Microarray technology has been effectively used for about two decades to detect disruptions or changes in gene expression, which are responsible for many human diseases, including infections by pathogens like MRSA and E. coli. Microarray technology uses DNA probes – typically tethered to solid surfaces – to detect specific sequences of nucleic acids like DNA or RNA. Unlike most DNA probes that require binding to a target nucleic acid strand, which are labeled with a light-emitting fluorophore in a separate step, molecular beacon probes emit light only when they bind to a target molecule with no need for additional steps.
A molecular-beacon-based microarray technology has all sorts of possible detection applications, such as allowing researchers to identify the presence of a specific type of bacteria and decide the best course of treatment. The limitation has thus far been that the molecular beacon probes emit light when they are bound to a solid surface even if they have not become bound to their target DNA or RNA strand.
Dai has now shown how to present molecular beacon probes on a micro hydrogel, which is 95 percent water but still immobilized on a solid surface.
"Xiaoguang has figured out a way to make the beacons think they are in water, where they perform extremely well, while getting them immobilized to specific locations on a solid surface. This is really new," said Libera.
Presenting molecular beacon probes on a solid substrate in this way allows scientists and engineers to combine all of the good aspects of microarray technology with all of the good aspects of molecular beacons.
“This research can have a huge impact on medical diagnostics,” Libera said. “For example, in a hospital setting, speeding up the time required to identify what kind of infection a patient has will allow doctors to know much more quickly what antibiotics to prescribe to that patient. This will overcome two major problems: leaving a disease untreated so a patient gets sicker, or overprescribing antibiotics which can lead to bacteria becoming antibiotic-resistant and the spread of infectious disease.”
Dai’s research draws on almost a decade of work by Stevens researchers supported in part by grants from the Army Research Office to pattern hydrogels onto surfaces through electron-beam lithography, research which has advanced significantly since Stevens received funding from the National Science Foundation for an advanced cryo-scanning electron microscope. Dai realized the potential applications of the lithography methods developed at Stevens to microarrays, so he combined technologies with PHRI, an arm of UMDNJ focused on infectious-disease research. PHRI invented molecular beacon probes in the mid-1990s and has successfully licensed its technology to more than 60 different companies.

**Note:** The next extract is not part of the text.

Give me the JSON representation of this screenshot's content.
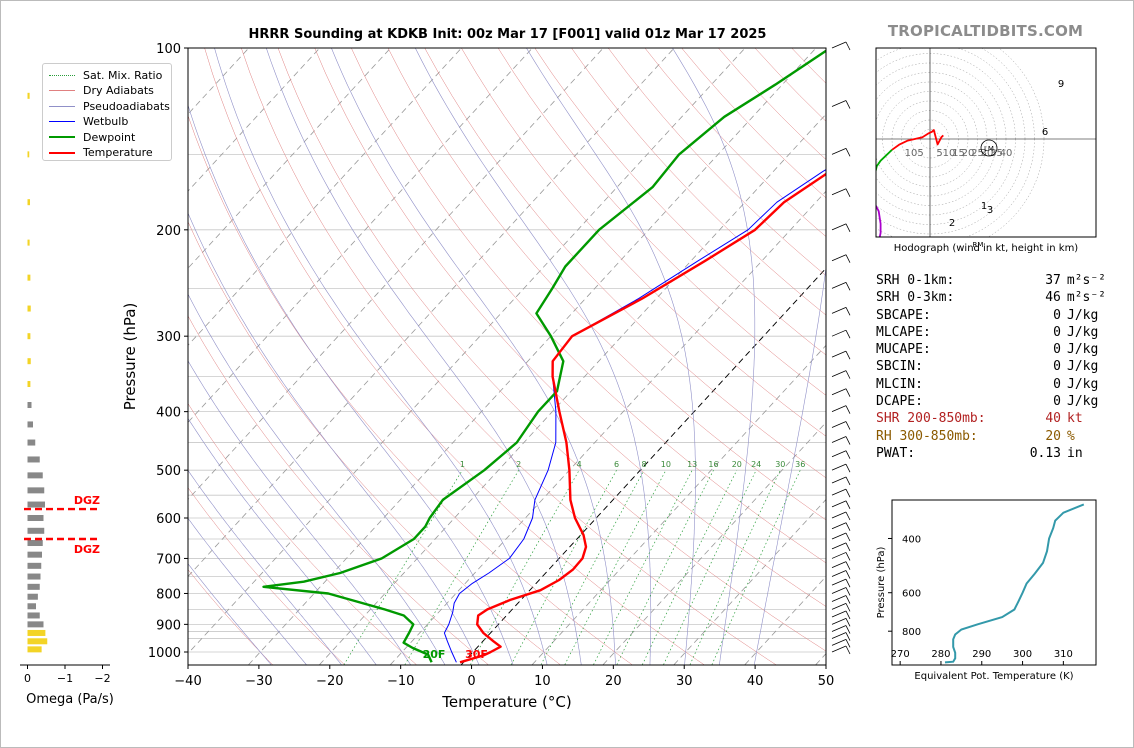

“Translation of results to practice is a natural part of the Stevens research experience, and this work is another good example of how strong scientific research at Stevens is able to have an impact on problems important to society. This has been the Stevens tradition since its founding in 1870,” said Provost and University Vice President George Korfiatis.
Dai is supported by a Stevens Innovation & Entrepreneurship Doctoral Fellowship, which funds research with the potential to address scientific problems of broad societal impact through the development of disruptive technology with potential market value. He hopes to patent the intellectual property developed through its research – the research team has already submitted two provisional patent applications – and license the technology to companies interested in this novel approach. The team is working with the Stevens Office of Academic Entrepreneurship, PHRI and UMDNJ to explore licensing opportunities and commercialization pathways.
“Xiaoguang’s work is a perfect example of how basic research can transfer into the development and commercialization of a technology that can address a real-world problem and is exactly what we hope for through the I&E fellowship program,” said Associate Provost for Academic Entrepreneurship Christos Christodoulatos.
Learn more about this research by reading a paper entitled “Surface-patterned microgel-tethered molecular beacons” that was coauthored by the Stevens trio and PHRI Investigator Salvatore Marras and his research student Wei Yang. The paper was selected as the March 2012 cover story of Soft Matter, a leading international research journal focused on the interface between physics, biology, chemical engineering, materials science and chemistry.